Back when printing press was invented it took a sharp changes in media landscapes along with that of geography and the cartography. Then came the phase of industrialisation when handmade printing press shifted to mechanical and electrical mode printing which started printing things more efficiently and precisely. Followed by this came another form of mass media which took these form to great length. And now the still emerging digital landscape of media and communication though, brings shared values for a better of understanding in this form.

Although the given discipline are not closely related or have similar methodological foundations but they have been researched and a number of texts have already been explored, most notably in Geographies of Communication by Falkheimer and Jansson (2006). The interlinkage of Media and Geography has been mentioned in the book Taxonomy of the Geography of Media and communications (2011) by Adam. There are mentions of at least four key areas where it is extensively found and is described as:

 

1. Place-in-media (reporting on events related to their location);

  - Often we get news based only from a typical geographical location. In fact there are several channels which are solely made for the purpose to boost the perception of any particular geographical location. For example: We have dedicated Doordarshan channels of almost all states of India on which only news or any programmes related to the respective area is only telecasted. This is not only limited just to mass media, even in print; there are several region based newspapers and magazines in which only those languages and dialects are used which is majorly utilized by people of that geographical location. Moreover, live sports matches are also telecasted in language specified only to one geographical location.

 

2. Media-in-places (changing the meaning of places through using media in them);

- It is about places we have formed a perception of based on what we see in the media, makes world seem smaller, more understanding of world. Information age, contrast other representations, can we understand a place if we never develop a sense of place there? No. It is the media which makes us understand as to how a geographical concentrated population is inter-twined with media and its understanding with locales. The geographical location can be in any aspect be it a house, a school, a street or a workplace or even a large stadium with big screens. It’s all part of the same book.

 

3. Media-in-spaces (infrastructure of communications)

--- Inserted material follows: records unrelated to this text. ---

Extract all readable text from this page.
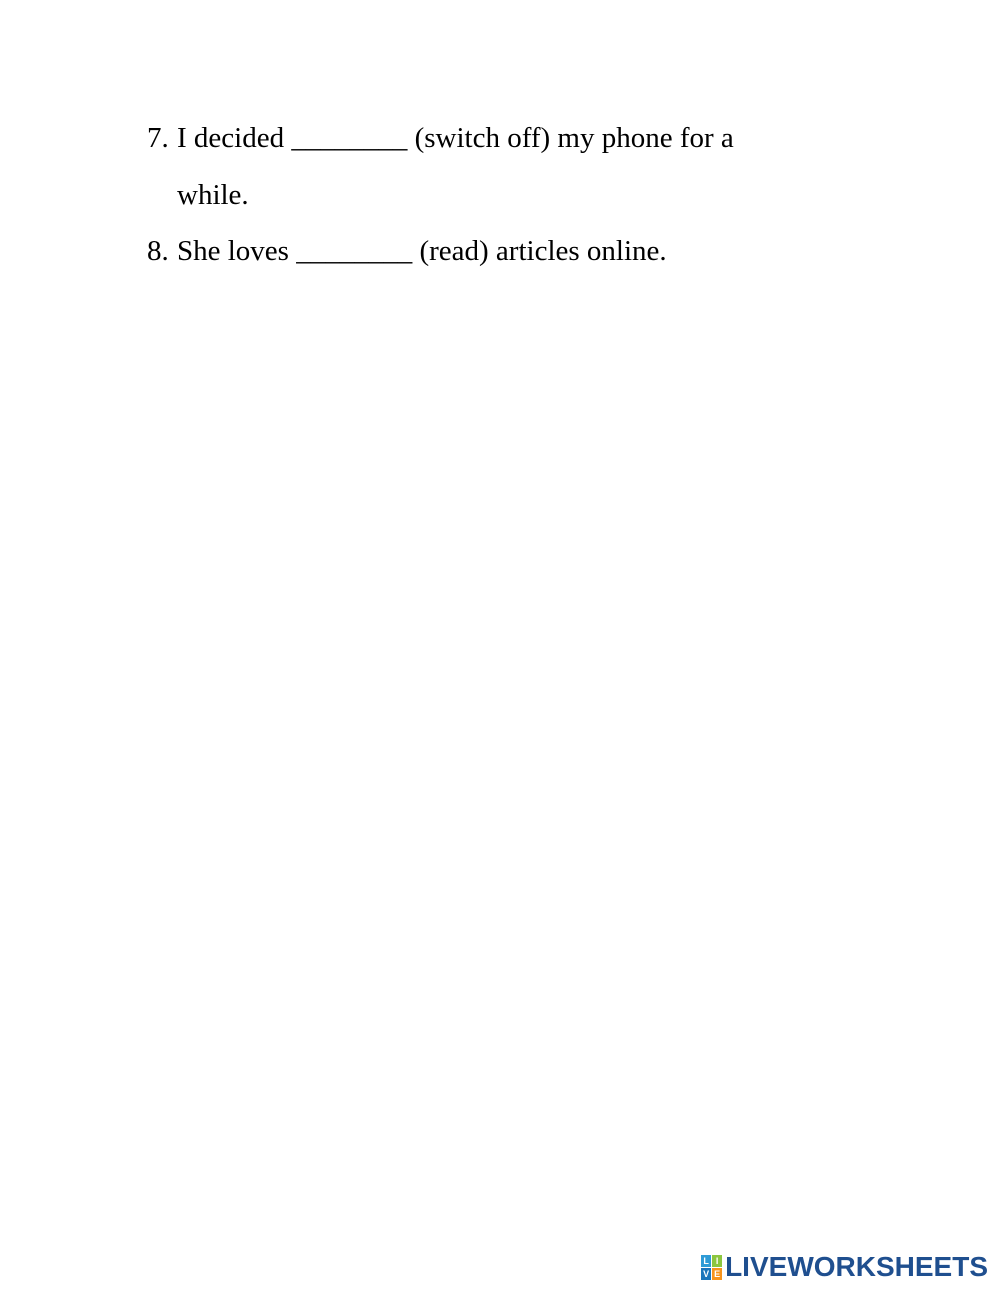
7. I decided ________ (switch off) my phone for a
while.
8. She loves ________ (read) articles online.
L I
V E LIVEWORKSHEETS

- This mostly deals with the all physical aspect of media that helps connect people of different geographies. The physical aspects here is all the communication infrastructures that are required to build a proper functioning of media. It includes all forms of cables, wires or signal and all sorts of mapped and analysed physical layouts. It helps in understanding all the infrastructure that has been developed since the inception of wired and wireless communication with the passage of time. Right from the beginning when first radio signal was sent to the ongoing present use of fastest mode of communication i.e. internet, the whole mapping and studying of this data is what helps in understanding the lapse in communication in a particular geography. For example, there are many certain countries where mobile phones hasn’t reached yet and the people over there are yet to use any method of communication either wired or wireless. Hence, this kind of study can help in making people more accessible to the current advanced form of communication.

 

4. Spaces-in-media (topologies and symbols that move ideas).

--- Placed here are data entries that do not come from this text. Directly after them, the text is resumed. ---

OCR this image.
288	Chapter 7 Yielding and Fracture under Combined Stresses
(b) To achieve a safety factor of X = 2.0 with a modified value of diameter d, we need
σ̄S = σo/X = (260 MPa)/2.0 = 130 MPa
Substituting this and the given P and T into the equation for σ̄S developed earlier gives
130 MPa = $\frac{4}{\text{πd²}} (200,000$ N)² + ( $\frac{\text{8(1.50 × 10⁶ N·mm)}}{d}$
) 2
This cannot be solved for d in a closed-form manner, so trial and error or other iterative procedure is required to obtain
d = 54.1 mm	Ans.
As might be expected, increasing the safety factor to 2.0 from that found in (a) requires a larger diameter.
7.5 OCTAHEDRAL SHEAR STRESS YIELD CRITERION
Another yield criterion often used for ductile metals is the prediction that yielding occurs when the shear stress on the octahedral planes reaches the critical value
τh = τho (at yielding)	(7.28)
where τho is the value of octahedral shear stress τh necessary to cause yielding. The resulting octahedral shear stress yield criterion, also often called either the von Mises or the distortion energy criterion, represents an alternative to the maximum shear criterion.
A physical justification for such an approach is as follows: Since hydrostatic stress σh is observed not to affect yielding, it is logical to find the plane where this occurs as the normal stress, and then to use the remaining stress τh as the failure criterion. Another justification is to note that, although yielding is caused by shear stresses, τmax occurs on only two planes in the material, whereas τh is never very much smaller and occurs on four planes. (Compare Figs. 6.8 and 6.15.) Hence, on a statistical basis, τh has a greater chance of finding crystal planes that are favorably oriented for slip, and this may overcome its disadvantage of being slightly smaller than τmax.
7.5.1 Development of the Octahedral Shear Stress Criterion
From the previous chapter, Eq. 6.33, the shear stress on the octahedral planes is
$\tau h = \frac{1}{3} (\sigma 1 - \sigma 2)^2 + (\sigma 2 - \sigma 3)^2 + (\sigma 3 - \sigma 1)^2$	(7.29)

- This mostly deals with the information that are carried using any media in regard to any concentrated geographical population, be it individual or a group or a whole community. It mostly makes you understand the kind the spatial relation it helps to create among the individual or community. Any given information or data through media is instantly disseminated in this era of Internet. It is due to this fact that there have been its consequences when the provided information whether true or not is not handled carefully and responsibly. It have been in notice of today’s population that the use of media for any changes in geography of any particular location is possible according to their desire and greed. It is due to this fact that several restrictions by the ruling government is applied onto its use and dissemination of information.

 

In terms of the study of media, critical geography subordinates the image as coordinates of information to the bodily manipulation of that information. As interface or instrument, the image does not comprise a representation of a pre-existent and independent reality, but rather a means for the geographer to intervene in the production of the ‘real,’ which we can understand to be a rendering of spatial data. Media changes our concept of what an image is – because it turns a viewer into an active user. As a result, an illusionistic image is no longer something a subject simply looks at, comparing it with memories of represented reality to judge its reality effect. The image is something the user actively goes into, zooming in or clicking on individual parts with the assumption that they contain more information.

Media is inherently geo-visual to present a critical understanding of these various cultural representations. We can use critical analysis to contextualize media productions that are presented as universal and thus make visible alternative narratives that allow us to see more than we already know. For example, when we see the street of Prague in the movie Rockstar we gain a deeper understanding of how the affective process works in tandem with geospatial information, thus allowing critical geographers to create a space in which the media representations are transformed from conceptual spaces to actual places.

Media changes meaning as the environment changes, so the function of its characteristics in relation to social processes can be the purveyor of a specific relationship to the body. Through these articles we hope that geographers will gain a deeper appreciation of different paths of exploration offered through an engagement of media in a variety of temporal and cultural form.